The trail continues across the wood formed by black poplars, downy oaks, dogwoods, and elders with panoramic points where you can enjoy the view over the canyon slopes dug by the stream. You will shortly reach the area of greatest geo-paleontological interest for the presence of fossiliferous outcrops, from locality "Le Cascatelle" upstream (the place name derives from the presence of waterfalls until the 1980s; they have subsequently disappeared because of the stream erosion for the gravel extraction and the subsequent formation of the canyon) to the "bend of the ocean quahog" downstream (the place has been named after the presence of this bivalve mollusk which usually lives in cold climates and still lives in the North Sea).
The site is important because it witnesses the Plio-Pleistocene limit, that is the passage from the Tertiary to the Quaternary Age (dating back to 1.8 million years ago), characterized by a marked climatic deterioration leading to the disappearance of tropical-like wildlife associations (that can be found upstream Cascatelle) and the colonization by the "cold guests" (downstream).
Downstream the outdoor Museum, on the wonderful walls created by the stream erosive action, you can admire one of the greatest Bee Eater reproduction nuclei in Northern Italy. This migratory bird with a multicolored plumage comes from Africa at the end of April and begins to build its nest almost immediately; then, after mating and breeding its chicks for about two months, it leaves at the beginning of September to reach the wintering sites.

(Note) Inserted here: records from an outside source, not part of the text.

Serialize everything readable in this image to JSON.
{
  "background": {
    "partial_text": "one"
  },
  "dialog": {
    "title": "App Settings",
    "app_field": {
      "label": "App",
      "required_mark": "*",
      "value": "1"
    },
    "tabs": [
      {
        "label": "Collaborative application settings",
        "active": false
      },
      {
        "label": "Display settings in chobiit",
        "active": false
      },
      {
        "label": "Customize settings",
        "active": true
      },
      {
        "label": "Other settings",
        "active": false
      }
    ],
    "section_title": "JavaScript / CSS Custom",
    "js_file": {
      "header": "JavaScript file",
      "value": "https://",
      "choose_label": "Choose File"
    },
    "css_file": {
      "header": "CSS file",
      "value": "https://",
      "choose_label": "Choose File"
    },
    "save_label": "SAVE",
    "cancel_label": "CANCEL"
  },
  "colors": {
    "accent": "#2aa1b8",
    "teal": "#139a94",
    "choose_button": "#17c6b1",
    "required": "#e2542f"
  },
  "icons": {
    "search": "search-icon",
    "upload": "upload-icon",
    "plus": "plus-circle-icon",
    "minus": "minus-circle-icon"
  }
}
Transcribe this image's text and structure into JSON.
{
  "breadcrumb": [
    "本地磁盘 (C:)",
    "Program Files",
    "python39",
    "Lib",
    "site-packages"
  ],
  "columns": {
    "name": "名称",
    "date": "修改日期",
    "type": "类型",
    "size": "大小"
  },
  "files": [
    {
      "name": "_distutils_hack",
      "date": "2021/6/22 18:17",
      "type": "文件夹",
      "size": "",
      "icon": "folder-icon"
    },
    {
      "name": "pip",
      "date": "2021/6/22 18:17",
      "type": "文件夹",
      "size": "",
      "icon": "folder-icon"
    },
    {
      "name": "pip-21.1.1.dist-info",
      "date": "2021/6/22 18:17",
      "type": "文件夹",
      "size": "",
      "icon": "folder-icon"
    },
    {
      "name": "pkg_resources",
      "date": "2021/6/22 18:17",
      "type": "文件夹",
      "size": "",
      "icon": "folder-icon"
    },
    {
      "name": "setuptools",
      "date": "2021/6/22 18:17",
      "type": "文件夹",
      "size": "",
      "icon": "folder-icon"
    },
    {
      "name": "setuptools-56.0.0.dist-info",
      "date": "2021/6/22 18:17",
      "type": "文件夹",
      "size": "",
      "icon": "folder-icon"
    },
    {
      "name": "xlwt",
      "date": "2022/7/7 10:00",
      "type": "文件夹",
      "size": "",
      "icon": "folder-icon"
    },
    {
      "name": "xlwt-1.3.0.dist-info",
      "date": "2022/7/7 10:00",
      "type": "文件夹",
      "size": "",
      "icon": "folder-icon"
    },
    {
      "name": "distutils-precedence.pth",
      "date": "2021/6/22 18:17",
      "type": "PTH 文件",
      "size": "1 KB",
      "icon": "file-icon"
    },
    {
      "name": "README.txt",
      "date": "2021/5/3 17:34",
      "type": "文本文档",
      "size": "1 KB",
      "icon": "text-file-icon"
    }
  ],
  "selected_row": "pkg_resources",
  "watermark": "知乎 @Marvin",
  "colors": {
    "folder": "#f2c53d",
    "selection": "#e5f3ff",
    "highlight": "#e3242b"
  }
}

In front of the Bee Eater colony, along the bank underlying the former incinerator, a natural engineering measure was carried out by the Park in 1998 to recover a stretch of stream subject to erosion in one of the most important paleontological areas.
After admiring the fossils and this extraordinary bird, you will return to the car park and may rest in the picnic area equipped with benches, tables, and a water point.